“Dismukes? The little miner, huge, like a frog?” she queried, quickly, with dilating eyes. “I remember. He was kind, but— And you’re his friend?”

“Yes, at your service, ma’am.”

“Thank—God!” she cried, brokenly, and she leaned back against the door. “I’m in trouble. I’ve been alone—all—all night. My husband left yesterday. He took only a canteen. He said he’d be back for supper.... But—he didn’t come. Oh, something has happened to him.”

“Many things happen in the desert,” said Adam. “I’ll find your husband. I saw his tracks out here in the sand.”

“Oh, can you find him?”

“Ma’am, I can track a rabbit to its burrow. Don’t worry any more. I will track your husband and find him.”

The woman suddenly seemed to be struck with Adam’s tone, or the appearance of him. It was as if she had not particularly noticed him at first. “Once he got lost—was gone two days. Another time he was overcome by heat—or something in the air.”

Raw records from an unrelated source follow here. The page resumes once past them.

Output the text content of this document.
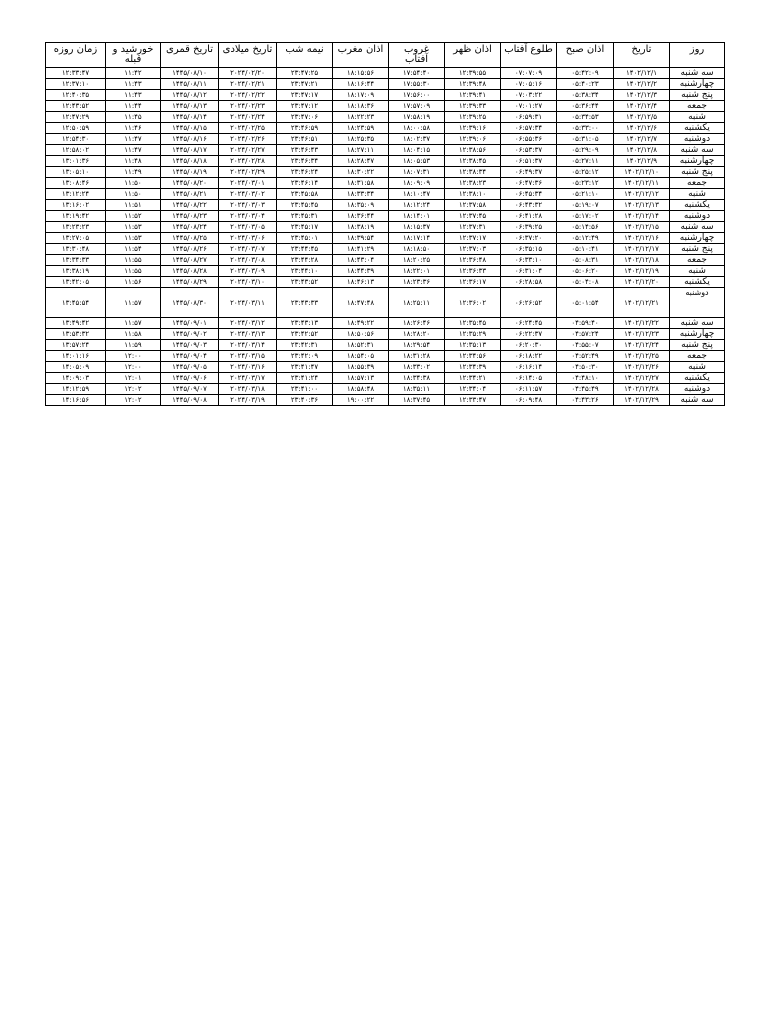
روز	تاریخ	اذان صبح	طلوع آفتاب	اذان ظهر	غروب آفتاب	اذان مغرب	نیمه شب	تاریخ میلادی	تاریخ قمری	خورشید و قبله	زمان روزه
سه شنبه	۱۴۰۲/۱۲/۱	۰۵:۴۲:۰۹	۰۷:۰۷:۰۹	۱۲:۳۹:۵۵	۱۷:۵۴:۴۰	۱۸:۱۵:۵۶	۲۳:۴۷:۲۵	۲۰۲۴/۰۲/۲۰	۱۴۴۵/۰۸/۱۰	۱۱:۴۲	۱۲:۳۳:۴۷
چهارشنبه	۱۴۰۲/۱۲/۲	۰۵:۴۰:۲۳	۰۷:۰۵:۱۶	۱۲:۳۹:۴۸	۱۷:۵۵:۳۰	۱۸:۱۶:۴۴	۲۳:۴۷:۲۱	۲۰۲۴/۰۲/۲۱	۱۴۴۵/۰۸/۱۱	۱۱:۴۳	۱۲:۳۷:۱۰
پنج شنبه	۱۴۰۲/۱۲/۳	۰۵:۳۸:۳۴	۰۷:۰۳:۲۲	۱۲:۳۹:۴۱	۱۷:۵۶:۰۰	۱۸:۱۷:۰۹	۲۳:۴۷:۱۷	۲۰۲۴/۰۲/۲۲	۱۴۴۵/۰۸/۱۲	۱۱:۴۳	۱۲:۴۰:۳۵
جمعه	۱۴۰۲/۱۲/۴	۰۵:۳۶:۴۴	۰۷:۰۱:۲۷	۱۲:۳۹:۳۳	۱۷:۵۷:۰۹	۱۸:۱۸:۳۶	۲۳:۴۷:۱۲	۲۰۲۴/۰۲/۲۳	۱۴۴۵/۰۸/۱۳	۱۱:۴۴	۱۲:۴۳:۵۲
شنبه	۱۴۰۲/۱۲/۵	۰۵:۳۴:۵۳	۰۶:۵۹:۳۱	۱۲:۳۹:۲۵	۱۷:۵۸:۱۹	۱۸:۲۲:۲۳	۲۳:۴۷:۰۶	۲۰۲۴/۰۲/۲۴	۱۴۴۵/۰۸/۱۴	۱۱:۴۵	۱۲:۴۷:۲۹
یکشنبه	۱۴۰۲/۱۲/۶	۰۵:۳۳:۰۰	۰۶:۵۷:۳۴	۱۲:۳۹:۱۶	۱۸:۰۰:۵۸	۱۸:۲۳:۵۹	۲۳:۴۶:۵۹	۲۰۲۴/۰۲/۲۵	۱۴۴۵/۰۸/۱۵	۱۱:۴۶	۱۲:۵۰:۵۹
دوشنبه	۱۴۰۲/۱۲/۷	۰۵:۳۱:۰۵	۰۶:۵۵:۳۶	۱۲:۳۹:۰۶	۱۸:۰۲:۳۷	۱۸:۲۵:۳۵	۲۳:۴۶:۵۱	۲۰۲۴/۰۲/۲۶	۱۴۴۵/۰۸/۱۶	۱۱:۴۷	۱۲:۵۴:۳۰
سه شنبه	۱۴۰۲/۱۲/۸	۰۵:۲۹:۰۹	۰۶:۵۳:۳۷	۱۲:۳۸:۵۶	۱۸:۰۴:۱۵	۱۸:۲۷:۱۱	۲۳:۴۶:۴۳	۲۰۲۴/۰۲/۲۷	۱۴۴۵/۰۸/۱۷	۱۱:۴۷	۱۲:۵۸:۰۲
چهارشنبه	۱۴۰۲/۱۲/۹	۰۵:۲۷:۱۱	۰۶:۵۱:۳۷	۱۲:۳۸:۴۵	۱۸:۰۵:۵۳	۱۸:۲۸:۴۷	۲۳:۴۶:۳۴	۲۰۲۴/۰۲/۲۸	۱۴۴۵/۰۸/۱۸	۱۱:۴۸	۱۳:۰۱:۳۶
پنج شنبه	۱۴۰۲/۱۲/۱۰	۰۵:۲۵:۱۲	۰۶:۴۹:۳۷	۱۲:۳۸:۳۴	۱۸:۰۷:۳۱	۱۸:۳۰:۲۲	۲۳:۴۶:۲۴	۲۰۲۴/۰۲/۲۹	۱۴۴۵/۰۸/۱۹	۱۱:۴۹	۱۳:۰۵:۱۰
جمعه	۱۴۰۲/۱۲/۱۱	۰۵:۲۳:۱۲	۰۶:۴۷:۳۶	۱۲:۳۸:۲۳	۱۸:۰۹:۰۹	۱۸:۳۱:۵۸	۲۳:۴۶:۱۴	۲۰۲۴/۰۳/۰۱	۱۴۴۵/۰۸/۲۰	۱۱:۵۰	۱۳:۰۸:۴۶
شنبه	۱۴۰۲/۱۲/۱۲	۰۵:۲۱:۱۰	۰۶:۴۵:۳۴	۱۲:۳۸:۱۰	۱۸:۱۰:۴۷	۱۸:۳۳:۳۴	۲۳:۴۵:۵۸	۲۰۲۴/۰۳/۰۲	۱۴۴۵/۰۸/۲۱	۱۱:۵۰	۱۳:۱۲:۲۴
یکشنبه	۱۴۰۲/۱۲/۱۳	۰۵:۱۹:۰۷	۰۶:۴۳:۳۲	۱۲:۳۷:۵۸	۱۸:۱۲:۲۴	۱۸:۳۵:۰۹	۲۳:۴۵:۴۵	۲۰۲۴/۰۳/۰۳	۱۴۴۵/۰۸/۲۲	۱۱:۵۱	۱۳:۱۶:۰۲
دوشنبه	۱۴۰۲/۱۲/۱۴	۰۵:۱۷:۰۲	۰۶:۴۱:۲۸	۱۲:۳۷:۴۵	۱۸:۱۴:۰۱	۱۸:۳۶:۴۴	۲۳:۴۵:۳۱	۲۰۲۴/۰۳/۰۴	۱۴۴۵/۰۸/۲۳	۱۱:۵۲	۱۳:۱۹:۴۲
سه شنبه	۱۴۰۲/۱۲/۱۵	۰۵:۱۴:۵۶	۰۶:۳۹:۲۵	۱۲:۳۷:۳۱	۱۸:۱۵:۳۷	۱۸:۳۸:۱۹	۲۳:۴۵:۱۷	۲۰۲۴/۰۳/۰۵	۱۴۴۵/۰۸/۲۴	۱۱:۵۳	۱۳:۲۳:۲۳
چهارشنبه	۱۴۰۲/۱۲/۱۶	۰۵:۱۲:۴۹	۰۶:۳۷:۲۰	۱۲:۳۷:۱۷	۱۸:۱۷:۱۴	۱۸:۳۹:۵۴	۲۳:۴۵:۰۱	۲۰۲۴/۰۳/۰۶	۱۴۴۵/۰۸/۲۵	۱۱:۵۳	۱۳:۲۷:۰۵
پنج شنبه	۱۴۰۲/۱۲/۱۷	۰۵:۱۰:۴۱	۰۶:۳۵:۱۵	۱۲:۳۷:۰۳	۱۸:۱۸:۵۰	۱۸:۴۱:۲۹	۲۳:۴۴:۴۵	۲۰۲۴/۰۳/۰۷	۱۴۴۵/۰۸/۲۶	۱۱:۵۴	۱۳:۳۰:۴۸
جمعه	۱۴۰۲/۱۲/۱۸	۰۵:۰۸:۳۱	۰۶:۳۳:۱۰	۱۲:۳۶:۴۸	۱۸:۲۰:۲۵	۱۸:۴۳:۰۴	۲۳:۴۴:۲۸	۲۰۲۴/۰۳/۰۸	۱۴۴۵/۰۸/۲۷	۱۱:۵۵	۱۳:۳۴:۳۳
شنبه	۱۴۰۲/۱۲/۱۹	۰۵:۰۶:۲۰	۰۶:۳۱:۰۴	۱۲:۳۶:۳۳	۱۸:۲۲:۰۱	۱۸:۴۴:۳۹	۲۳:۴۴:۱۰	۲۰۲۴/۰۳/۰۹	۱۴۴۵/۰۸/۲۸	۱۱:۵۵	۱۳:۳۸:۱۹
یکشنبه	۱۴۰۲/۱۲/۲۰	۰۵:۰۴:۰۸	۰۶:۲۸:۵۸	۱۲:۳۶:۱۷	۱۸:۲۳:۳۶	۱۸:۴۶:۱۳	۲۳:۴۳:۵۲	۲۰۲۴/۰۳/۱۰	۱۴۴۵/۰۸/۲۹	۱۱:۵۶	۱۳:۴۲:۰۵
دوشنبه	۱۴۰۲/۱۲/۲۱	۰۵:۰۱:۵۴	۰۶:۲۶:۵۲	۱۲:۳۶:۰۲	۱۸:۲۵:۱۱	۱۸:۴۷:۴۸	۲۳:۴۳:۳۳	۲۰۲۴/۰۳/۱۱	۱۴۴۵/۰۸/۳۰	۱۱:۵۷	۱۳:۴۵:۵۴
سه شنبه	۱۴۰۲/۱۲/۲۲	۰۴:۵۹:۴۰	۰۶:۲۴:۴۵	۱۲:۳۵:۴۵	۱۸:۲۶:۴۶	۱۸:۴۹:۲۲	۲۳:۴۳:۱۳	۲۰۲۴/۰۳/۱۲	۱۴۴۵/۰۹/۰۱	۱۱:۵۷	۱۳:۴۹:۴۲
چهارشنبه	۱۴۰۲/۱۲/۲۳	۰۴:۵۷:۲۴	۰۶:۲۲:۳۷	۱۲:۳۵:۲۹	۱۸:۲۸:۲۰	۱۸:۵۰:۵۶	۲۳:۴۲:۵۲	۲۰۲۴/۰۳/۱۳	۱۴۴۵/۰۹/۰۲	۱۱:۵۸	۱۳:۵۳:۳۲
پنج شنبه	۱۴۰۲/۱۲/۲۴	۰۴:۵۵:۰۷	۰۶:۲۰:۳۰	۱۲:۳۵:۱۳	۱۸:۲۹:۵۴	۱۸:۵۲:۳۱	۲۳:۴۲:۳۱	۲۰۲۴/۰۳/۱۴	۱۴۴۵/۰۹/۰۳	۱۱:۵۹	۱۳:۵۷:۲۴
جمعه	۱۴۰۲/۱۲/۲۵	۰۴:۵۲:۴۹	۰۶:۱۸:۲۲	۱۲:۳۴:۵۶	۱۸:۳۱:۲۸	۱۸:۵۴:۰۵	۲۳:۴۲:۰۹	۲۰۲۴/۰۳/۱۵	۱۴۴۵/۰۹/۰۴	۱۲:۰۰	۱۴:۰۱:۱۶
شنبه	۱۴۰۲/۱۲/۲۶	۰۴:۵۰:۳۰	۰۶:۱۶:۱۴	۱۲:۳۴:۳۹	۱۸:۳۳:۰۲	۱۸:۵۵:۳۹	۲۳:۴۱:۴۷	۲۰۲۴/۰۳/۱۶	۱۴۴۵/۰۹/۰۵	۱۲:۰۰	۱۴:۰۵:۰۹
یکشنبه	۱۴۰۲/۱۲/۲۷	۰۴:۴۸:۱۰	۰۶:۱۴:۰۵	۱۲:۳۴:۲۱	۱۸:۳۴:۳۸	۱۸:۵۷:۱۳	۲۳:۴۱:۲۴	۲۰۲۴/۰۳/۱۷	۱۴۴۵/۰۹/۰۶	۱۲:۰۱	۱۴:۰۹:۰۳
دوشنبه	۱۴۰۲/۱۲/۲۸	۰۴:۴۵:۴۹	۰۶:۱۱:۵۷	۱۲:۳۴:۰۴	۱۸:۳۵:۱۱	۱۸:۵۸:۴۸	۲۳:۴۱:۰۰	۲۰۲۴/۰۳/۱۸	۱۴۴۵/۰۹/۰۷	۱۲:۰۲	۱۴:۱۲:۵۹
سه شنبه	۱۴۰۲/۱۲/۲۹	۰۴:۴۳:۲۶	۰۶:۰۹:۴۸	۱۲:۳۳:۴۷	۱۸:۳۷:۴۵	۱۹:۰۰:۲۲	۲۳:۴۰:۳۶	۲۰۲۴/۰۳/۱۹	۱۴۴۵/۰۹/۰۸	۱۲:۰۲	۱۴:۱۶:۵۶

“You’ve been alone before?” queried Adam, quick to read the pain of the past in her voice.

“Alone?... Many—many lonely nights,” she said. “He’s left me—alone—often—purposely—for me to torture my soul here in the blackness.... And those rolling rocks—cracking in the dead of night—and——” Then the flash of her died out, as if she had realized she was revealing a shameful secret to a stranger.

“Ma’am, is your husband just right in his mind?” asked Adam.